The Tibetan Cat was bred in the Netherlands by its first breeder Agnes Driessen in 1992. It is developed in Agnes’ cattery Anshira Waya from a cross between Balinese and Burmese cats. The crossing ventured to the Balinese and the Tonkinese which justifies the semi-longhaired Tonkinese-looking Tibetan cat. The original Balinese, Burmese, and Tonkinese are the only pedigrees permitted at the moment. However, there are also attempts in crossing it with other breeds such as Tiffanie/Burmese.
This feline may be a new breed but it already gained recognition from the Dutch Cat Breeders Association (the Dutch equivalent of the GCCF) in 1997. Once the Tibetan Cat becomes recognised by the GCCF, a breeding policy would then be set.
The Tibetan Cat and the Tonkinese cat are at times called “twins” with only the coat length and the Tibetan’s bushy tail as their difference. The Tibetan Cat has a sturdy built with well-developed muscles. As such, it is heavier than it looks. It is a medium length cat with slender legs and bushy tail. The very soft, silky and flowing coat gives the Tibetan Cat an elegant look. The Tibetan Cat has three basic coat markings with corresponding eye colours:
Despite having lush coats, it sheds just a little and has less chances of tangled hair because of the absence of an undercoat. It only needs a good brushing once or twice a week. It is best to introduce regular hygiene while it is still a kitten to get this independent cat accustomed to the routine.
The Tibetan Cat is an extrovert breed just like the Tonkinese. It is sociable, friendly, spontaneous, and communicative. It likes walking in front of your feet and lying on top of books.
The Tibetan Cat is best to be kept indoors. It needs company and plenty of toys to be kept entertained. It also loves to explore; therefore, walking around the entire house is to be expected. The cabinets and the forbidden areas are its favourites.
The Tibetan Cat should be provided with a diet according to its nutritional needs. It should be consistently given the same food following the same feeding schedule. If there are changes to its diet, those must be done gradually to prevent digestive problems. To avoid stomach upset, do not give it cow’s milk. Instead, a bowl of water should always be available.

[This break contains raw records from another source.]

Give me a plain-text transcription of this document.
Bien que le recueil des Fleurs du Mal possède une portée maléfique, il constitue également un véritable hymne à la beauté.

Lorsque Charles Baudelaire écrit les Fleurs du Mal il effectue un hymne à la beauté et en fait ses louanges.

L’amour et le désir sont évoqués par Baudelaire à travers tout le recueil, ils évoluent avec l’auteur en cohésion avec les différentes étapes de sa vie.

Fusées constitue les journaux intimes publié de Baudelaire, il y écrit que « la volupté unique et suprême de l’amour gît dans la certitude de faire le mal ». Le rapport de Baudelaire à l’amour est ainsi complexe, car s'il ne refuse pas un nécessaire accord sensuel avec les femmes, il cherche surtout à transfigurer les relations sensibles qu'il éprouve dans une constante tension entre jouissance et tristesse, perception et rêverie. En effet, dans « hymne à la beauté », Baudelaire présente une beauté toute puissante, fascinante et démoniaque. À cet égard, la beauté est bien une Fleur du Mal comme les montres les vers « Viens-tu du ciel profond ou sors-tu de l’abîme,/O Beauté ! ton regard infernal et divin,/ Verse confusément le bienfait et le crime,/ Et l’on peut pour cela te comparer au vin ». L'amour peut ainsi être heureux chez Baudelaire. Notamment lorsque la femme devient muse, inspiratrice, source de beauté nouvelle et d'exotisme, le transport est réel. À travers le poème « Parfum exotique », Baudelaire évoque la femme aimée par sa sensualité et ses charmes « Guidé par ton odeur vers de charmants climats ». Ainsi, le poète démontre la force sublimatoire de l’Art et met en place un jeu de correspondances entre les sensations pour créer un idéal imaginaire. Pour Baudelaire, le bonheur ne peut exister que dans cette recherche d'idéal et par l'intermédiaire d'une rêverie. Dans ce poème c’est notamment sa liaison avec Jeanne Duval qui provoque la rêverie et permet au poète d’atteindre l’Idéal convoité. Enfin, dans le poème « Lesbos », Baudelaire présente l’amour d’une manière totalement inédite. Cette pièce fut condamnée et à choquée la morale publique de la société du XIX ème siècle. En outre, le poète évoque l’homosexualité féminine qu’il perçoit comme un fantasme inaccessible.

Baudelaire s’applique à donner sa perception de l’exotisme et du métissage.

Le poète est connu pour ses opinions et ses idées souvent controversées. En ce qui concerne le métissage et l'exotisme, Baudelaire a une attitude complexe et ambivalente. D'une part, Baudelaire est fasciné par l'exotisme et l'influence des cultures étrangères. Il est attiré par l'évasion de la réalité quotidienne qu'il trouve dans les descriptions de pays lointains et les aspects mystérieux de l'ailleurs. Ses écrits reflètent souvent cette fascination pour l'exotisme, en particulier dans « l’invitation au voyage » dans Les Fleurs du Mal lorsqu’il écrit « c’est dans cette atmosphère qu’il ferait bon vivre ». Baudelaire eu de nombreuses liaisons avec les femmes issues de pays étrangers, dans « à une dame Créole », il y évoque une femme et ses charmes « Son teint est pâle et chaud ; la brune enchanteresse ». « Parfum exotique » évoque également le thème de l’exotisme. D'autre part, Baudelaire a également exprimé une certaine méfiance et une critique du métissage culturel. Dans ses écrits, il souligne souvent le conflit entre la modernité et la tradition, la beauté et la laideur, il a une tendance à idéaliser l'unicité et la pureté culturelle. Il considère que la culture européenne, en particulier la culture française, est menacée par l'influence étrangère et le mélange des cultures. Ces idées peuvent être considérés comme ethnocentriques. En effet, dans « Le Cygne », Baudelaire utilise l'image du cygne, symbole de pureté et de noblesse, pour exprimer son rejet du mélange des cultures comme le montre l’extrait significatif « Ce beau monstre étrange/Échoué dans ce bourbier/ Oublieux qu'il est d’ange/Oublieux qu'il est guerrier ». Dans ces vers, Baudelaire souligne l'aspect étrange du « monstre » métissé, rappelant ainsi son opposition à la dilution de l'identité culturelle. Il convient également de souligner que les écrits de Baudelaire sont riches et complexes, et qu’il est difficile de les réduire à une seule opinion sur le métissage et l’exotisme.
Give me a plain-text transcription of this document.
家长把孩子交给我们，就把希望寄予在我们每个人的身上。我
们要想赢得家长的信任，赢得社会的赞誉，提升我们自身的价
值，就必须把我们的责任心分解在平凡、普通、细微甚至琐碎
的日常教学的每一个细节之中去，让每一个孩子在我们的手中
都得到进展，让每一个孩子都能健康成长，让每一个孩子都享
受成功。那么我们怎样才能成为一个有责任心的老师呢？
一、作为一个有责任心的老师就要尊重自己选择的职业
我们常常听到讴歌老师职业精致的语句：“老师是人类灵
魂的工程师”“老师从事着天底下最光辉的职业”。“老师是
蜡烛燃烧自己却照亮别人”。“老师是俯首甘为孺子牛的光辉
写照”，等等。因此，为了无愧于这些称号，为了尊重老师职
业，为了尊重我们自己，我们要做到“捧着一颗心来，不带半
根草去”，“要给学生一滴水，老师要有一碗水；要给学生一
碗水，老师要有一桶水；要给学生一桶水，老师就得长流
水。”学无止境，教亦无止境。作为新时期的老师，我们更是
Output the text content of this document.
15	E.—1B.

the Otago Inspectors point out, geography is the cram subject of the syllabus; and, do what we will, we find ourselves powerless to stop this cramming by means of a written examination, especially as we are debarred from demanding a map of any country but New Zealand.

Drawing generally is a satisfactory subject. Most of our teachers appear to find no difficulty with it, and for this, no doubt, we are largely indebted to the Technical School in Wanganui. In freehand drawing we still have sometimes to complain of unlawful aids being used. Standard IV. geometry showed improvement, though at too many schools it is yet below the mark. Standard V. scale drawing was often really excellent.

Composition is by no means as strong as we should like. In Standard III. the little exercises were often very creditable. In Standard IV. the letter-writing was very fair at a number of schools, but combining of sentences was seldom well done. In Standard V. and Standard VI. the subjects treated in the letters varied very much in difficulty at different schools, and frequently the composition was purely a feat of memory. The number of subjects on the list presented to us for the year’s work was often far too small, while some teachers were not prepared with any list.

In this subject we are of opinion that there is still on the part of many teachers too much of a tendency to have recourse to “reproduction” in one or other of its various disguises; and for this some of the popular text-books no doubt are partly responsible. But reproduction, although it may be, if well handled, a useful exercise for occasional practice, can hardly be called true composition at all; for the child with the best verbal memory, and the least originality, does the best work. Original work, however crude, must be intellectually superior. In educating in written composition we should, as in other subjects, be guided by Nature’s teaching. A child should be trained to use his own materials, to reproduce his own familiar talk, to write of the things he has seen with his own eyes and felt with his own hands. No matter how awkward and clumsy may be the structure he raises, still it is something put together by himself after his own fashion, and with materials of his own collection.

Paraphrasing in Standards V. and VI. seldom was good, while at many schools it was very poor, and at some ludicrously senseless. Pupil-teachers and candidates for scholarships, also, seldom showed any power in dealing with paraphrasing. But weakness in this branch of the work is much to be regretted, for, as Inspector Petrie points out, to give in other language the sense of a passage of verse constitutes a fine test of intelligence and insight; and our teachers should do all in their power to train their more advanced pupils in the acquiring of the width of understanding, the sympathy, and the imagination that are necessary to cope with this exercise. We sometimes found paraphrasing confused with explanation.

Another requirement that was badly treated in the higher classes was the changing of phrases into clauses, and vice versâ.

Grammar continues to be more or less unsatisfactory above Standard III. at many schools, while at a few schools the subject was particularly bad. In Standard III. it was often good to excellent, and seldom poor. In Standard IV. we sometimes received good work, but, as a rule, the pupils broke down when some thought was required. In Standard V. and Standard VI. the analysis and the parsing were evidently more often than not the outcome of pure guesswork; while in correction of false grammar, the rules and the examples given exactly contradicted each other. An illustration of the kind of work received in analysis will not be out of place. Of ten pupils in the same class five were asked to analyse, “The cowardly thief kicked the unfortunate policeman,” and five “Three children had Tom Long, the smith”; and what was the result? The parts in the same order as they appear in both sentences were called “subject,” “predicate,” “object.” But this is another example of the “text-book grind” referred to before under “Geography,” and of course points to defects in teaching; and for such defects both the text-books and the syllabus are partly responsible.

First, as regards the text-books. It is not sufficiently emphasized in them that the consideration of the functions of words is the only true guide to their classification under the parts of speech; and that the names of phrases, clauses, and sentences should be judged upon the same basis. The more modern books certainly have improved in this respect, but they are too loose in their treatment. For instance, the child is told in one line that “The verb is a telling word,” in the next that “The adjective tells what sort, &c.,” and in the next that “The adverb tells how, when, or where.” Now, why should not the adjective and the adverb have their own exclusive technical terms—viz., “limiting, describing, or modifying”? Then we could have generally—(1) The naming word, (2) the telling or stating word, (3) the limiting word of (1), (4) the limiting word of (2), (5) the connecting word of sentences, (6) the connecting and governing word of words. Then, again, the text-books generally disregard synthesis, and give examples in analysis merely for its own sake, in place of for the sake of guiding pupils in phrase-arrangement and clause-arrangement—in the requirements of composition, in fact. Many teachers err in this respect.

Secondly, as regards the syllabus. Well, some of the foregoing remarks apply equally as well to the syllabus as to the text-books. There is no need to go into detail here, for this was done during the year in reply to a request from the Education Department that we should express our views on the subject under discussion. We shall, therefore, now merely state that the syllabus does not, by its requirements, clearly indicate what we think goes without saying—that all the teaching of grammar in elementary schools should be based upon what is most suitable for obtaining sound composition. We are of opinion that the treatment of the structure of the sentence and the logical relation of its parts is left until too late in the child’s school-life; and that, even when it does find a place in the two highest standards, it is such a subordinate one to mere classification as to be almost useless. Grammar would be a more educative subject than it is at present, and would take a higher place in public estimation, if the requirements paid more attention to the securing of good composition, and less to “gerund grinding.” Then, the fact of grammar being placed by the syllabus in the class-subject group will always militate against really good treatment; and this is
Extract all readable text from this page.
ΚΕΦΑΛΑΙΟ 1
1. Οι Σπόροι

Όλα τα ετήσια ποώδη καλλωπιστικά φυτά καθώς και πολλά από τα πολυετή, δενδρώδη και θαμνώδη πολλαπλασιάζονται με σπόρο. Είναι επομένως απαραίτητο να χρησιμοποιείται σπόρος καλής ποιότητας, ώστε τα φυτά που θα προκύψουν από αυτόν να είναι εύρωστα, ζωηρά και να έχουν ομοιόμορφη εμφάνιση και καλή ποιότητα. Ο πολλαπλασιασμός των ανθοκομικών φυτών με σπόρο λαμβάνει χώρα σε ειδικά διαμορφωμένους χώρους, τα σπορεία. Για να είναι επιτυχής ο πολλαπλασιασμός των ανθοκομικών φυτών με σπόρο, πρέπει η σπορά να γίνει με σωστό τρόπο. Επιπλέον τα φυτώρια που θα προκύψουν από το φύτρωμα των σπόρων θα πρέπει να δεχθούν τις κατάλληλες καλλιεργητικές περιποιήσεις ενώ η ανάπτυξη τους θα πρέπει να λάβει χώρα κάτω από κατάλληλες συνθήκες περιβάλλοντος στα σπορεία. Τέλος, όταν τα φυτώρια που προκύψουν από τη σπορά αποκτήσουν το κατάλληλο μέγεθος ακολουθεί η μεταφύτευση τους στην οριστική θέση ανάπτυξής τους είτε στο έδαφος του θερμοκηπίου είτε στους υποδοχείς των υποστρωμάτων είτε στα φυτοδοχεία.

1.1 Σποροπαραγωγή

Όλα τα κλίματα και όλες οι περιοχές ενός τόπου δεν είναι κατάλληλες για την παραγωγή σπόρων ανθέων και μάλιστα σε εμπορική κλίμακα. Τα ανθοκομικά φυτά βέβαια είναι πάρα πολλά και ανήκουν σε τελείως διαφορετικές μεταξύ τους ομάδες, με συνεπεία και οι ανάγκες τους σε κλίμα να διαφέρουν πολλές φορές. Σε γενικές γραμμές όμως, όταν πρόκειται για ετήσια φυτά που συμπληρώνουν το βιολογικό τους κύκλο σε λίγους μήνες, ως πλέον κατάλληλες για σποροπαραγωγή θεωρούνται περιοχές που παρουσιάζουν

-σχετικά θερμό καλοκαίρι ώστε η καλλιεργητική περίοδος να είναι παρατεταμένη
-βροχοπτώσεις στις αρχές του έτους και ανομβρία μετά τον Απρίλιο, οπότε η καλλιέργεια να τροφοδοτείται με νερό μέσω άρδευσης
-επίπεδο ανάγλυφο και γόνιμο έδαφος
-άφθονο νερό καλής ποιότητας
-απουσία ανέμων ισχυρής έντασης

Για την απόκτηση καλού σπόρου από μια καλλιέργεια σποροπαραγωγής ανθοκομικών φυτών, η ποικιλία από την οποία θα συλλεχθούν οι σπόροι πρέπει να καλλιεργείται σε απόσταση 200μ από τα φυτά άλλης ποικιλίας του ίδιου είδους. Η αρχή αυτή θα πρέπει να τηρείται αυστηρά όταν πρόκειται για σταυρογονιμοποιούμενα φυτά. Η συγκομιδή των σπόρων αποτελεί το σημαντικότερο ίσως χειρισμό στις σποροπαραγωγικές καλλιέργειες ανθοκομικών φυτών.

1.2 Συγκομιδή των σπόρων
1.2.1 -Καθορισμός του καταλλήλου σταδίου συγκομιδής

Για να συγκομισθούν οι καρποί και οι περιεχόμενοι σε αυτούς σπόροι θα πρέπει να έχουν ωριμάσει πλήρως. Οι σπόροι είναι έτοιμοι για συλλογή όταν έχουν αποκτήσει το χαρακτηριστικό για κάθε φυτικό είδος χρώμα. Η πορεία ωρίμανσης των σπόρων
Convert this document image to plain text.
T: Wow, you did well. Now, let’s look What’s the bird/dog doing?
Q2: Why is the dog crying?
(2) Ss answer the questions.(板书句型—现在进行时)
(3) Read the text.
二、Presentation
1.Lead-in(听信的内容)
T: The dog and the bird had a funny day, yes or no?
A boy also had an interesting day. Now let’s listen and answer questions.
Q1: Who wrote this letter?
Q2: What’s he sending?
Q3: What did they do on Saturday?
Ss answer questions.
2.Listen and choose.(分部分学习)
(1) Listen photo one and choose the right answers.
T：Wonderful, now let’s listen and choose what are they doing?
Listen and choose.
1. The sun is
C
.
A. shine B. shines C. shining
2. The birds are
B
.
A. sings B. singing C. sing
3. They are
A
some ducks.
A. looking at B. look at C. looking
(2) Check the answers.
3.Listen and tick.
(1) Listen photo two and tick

The serving portions should depend on the cat’s weight, age, and activity level. Its diet must include at least 25% protein and just 5% carbohydrates.
As an indoor cat, its life expectancy ranges from 13 to 17 years. It does not have known breed-related health problems. Much like the other cats, it needs annual vaccination boosters against common feline diseases.
Further, ensure that this feline gets enough exercise and its diet managed well to prevent it from becoming overweight. Being an intelligent breed, it should be provided with toys and activities that will also challenge its mental abilities.
A Tibetan Cat for sale is hard to find in the UK because it is currently a breed under development. Food costs may range from £15-£20 each month. For vaccinations, boosters, annual checks and other veterinary costs, pet care costs may add up to more than £500 each year.
As this breed is uncommon in the UK, the monthly costs largely depend on the area and the needs of the said feline.